CompTIA Security+ Question C-65

Emily, a security administrator, is noticing a slow down in the wireless network response. Emily launches a wireless sniffer and sees a large number of ARP packets being sent to the AP. Which of the following type of attacks is underway?

A. IV attack
B. Interference
C. Blue jacking
D. Packet sniffing

Answer: A

Explanation:
In this question, it’s likely that someone it trying to crack the wireless network security. An initialization vector is a random number used in combination with a secret key as a means to encrypt data. This number is sometimes referred to as a nonce, or “number occurring once,” as an encryption program uses it only once per session. An initialization vector is used to avoid repetition during the data encryption process, making it impossible for hackers who use dictionary attack to decrypt the exchanged encrypted message by discovering a pattern. This is known as an IV attack. A particular binary sequence may be repeated more than once in a message, and the more it appears, the more the encryption method is discoverable. For example if a one-letter word exists in a message, it may be either “a” or “I” but it can’t be “e” because the word “e” is non-sensical in English, while “a” has a meaning and “I” has a meaning. Repeating the words and letters makes it possible for software to apply a dictionary and discover the binary sequence corresponding to each letter. Using an initialization vector changes the binary sequence corresponding to each letter, enabling the letter “a” to be represented by a particular sequence in the first instance, and then represented by a completely different binary sequence in the second instance.
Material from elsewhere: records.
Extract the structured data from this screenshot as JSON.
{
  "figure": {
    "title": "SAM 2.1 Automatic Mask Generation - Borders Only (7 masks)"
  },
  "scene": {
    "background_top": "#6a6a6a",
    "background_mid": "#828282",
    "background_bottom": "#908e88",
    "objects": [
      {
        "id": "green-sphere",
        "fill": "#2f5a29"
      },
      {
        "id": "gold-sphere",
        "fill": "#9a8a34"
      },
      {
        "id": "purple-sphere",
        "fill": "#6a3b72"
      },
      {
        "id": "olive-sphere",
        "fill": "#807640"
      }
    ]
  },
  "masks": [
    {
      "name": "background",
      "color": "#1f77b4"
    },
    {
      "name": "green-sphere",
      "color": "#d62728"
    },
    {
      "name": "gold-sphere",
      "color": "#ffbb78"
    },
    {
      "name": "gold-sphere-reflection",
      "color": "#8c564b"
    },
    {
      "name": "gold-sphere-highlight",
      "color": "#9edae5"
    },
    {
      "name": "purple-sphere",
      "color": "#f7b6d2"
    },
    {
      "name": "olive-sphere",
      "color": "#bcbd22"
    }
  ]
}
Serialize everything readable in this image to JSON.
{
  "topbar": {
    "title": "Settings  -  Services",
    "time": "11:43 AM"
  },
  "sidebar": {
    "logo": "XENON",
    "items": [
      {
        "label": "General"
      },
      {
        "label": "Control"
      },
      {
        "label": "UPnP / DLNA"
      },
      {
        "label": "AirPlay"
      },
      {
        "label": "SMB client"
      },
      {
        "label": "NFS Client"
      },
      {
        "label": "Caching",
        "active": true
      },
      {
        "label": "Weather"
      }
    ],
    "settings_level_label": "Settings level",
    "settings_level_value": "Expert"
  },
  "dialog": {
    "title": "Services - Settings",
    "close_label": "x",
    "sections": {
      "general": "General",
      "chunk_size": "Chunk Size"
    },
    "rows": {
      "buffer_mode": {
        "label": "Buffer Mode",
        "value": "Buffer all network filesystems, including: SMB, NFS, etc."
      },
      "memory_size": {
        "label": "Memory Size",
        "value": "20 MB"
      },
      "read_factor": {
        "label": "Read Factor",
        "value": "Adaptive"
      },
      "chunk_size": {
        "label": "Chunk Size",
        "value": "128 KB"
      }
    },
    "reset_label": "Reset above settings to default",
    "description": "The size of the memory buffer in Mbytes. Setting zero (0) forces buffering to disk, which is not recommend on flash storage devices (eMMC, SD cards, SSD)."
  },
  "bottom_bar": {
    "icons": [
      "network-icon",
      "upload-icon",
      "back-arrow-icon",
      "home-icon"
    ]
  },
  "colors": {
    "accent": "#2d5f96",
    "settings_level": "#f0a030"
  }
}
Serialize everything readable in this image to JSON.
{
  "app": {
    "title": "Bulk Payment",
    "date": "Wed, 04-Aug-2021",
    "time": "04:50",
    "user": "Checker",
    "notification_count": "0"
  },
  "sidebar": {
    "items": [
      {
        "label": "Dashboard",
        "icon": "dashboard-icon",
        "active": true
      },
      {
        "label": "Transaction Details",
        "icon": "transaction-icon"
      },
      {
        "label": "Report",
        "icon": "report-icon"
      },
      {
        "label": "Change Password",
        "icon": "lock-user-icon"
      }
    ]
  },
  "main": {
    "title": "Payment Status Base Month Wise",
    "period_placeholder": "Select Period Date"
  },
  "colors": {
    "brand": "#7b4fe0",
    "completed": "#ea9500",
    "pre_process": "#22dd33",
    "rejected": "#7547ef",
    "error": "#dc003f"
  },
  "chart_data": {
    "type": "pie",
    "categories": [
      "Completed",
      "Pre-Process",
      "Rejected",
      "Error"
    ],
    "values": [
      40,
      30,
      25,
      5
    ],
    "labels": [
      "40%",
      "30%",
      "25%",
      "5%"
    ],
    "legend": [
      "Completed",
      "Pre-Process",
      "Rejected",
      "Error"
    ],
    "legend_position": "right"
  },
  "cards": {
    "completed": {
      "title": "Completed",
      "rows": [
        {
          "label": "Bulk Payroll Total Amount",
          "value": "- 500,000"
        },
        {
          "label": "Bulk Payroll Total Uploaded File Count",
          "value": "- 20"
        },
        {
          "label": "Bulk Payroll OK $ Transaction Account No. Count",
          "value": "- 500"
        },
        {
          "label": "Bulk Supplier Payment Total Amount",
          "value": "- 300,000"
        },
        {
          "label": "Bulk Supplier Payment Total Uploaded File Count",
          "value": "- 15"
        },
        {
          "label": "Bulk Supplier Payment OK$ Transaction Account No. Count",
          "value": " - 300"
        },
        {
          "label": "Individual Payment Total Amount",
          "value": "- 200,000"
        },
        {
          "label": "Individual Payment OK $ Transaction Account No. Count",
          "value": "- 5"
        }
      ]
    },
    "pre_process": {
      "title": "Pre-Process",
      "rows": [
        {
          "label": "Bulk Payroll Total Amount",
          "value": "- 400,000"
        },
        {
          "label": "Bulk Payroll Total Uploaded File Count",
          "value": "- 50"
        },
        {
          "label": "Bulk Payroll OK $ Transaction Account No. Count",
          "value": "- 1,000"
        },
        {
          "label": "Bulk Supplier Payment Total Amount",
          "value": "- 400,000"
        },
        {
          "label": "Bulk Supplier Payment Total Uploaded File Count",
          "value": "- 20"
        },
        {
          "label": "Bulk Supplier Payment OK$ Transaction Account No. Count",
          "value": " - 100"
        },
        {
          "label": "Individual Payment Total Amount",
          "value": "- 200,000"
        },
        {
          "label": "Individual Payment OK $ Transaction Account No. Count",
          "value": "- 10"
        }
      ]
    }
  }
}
WEP (Wireless Equivalent Privacy) is vulnerable to an IV attack. Because RC4 is a stream cipher, the same traffic key must never be used twice. The purpose of an IV, which is transmitted as plain text, is to prevent any repetition, but a 24-bit IV is not long enough to ensure this on a busy network. The way the IV was used also opened WEP to a related key attack. For a 24-bit IV, there is a 50% probability the same IV will repeat after 5000 packets.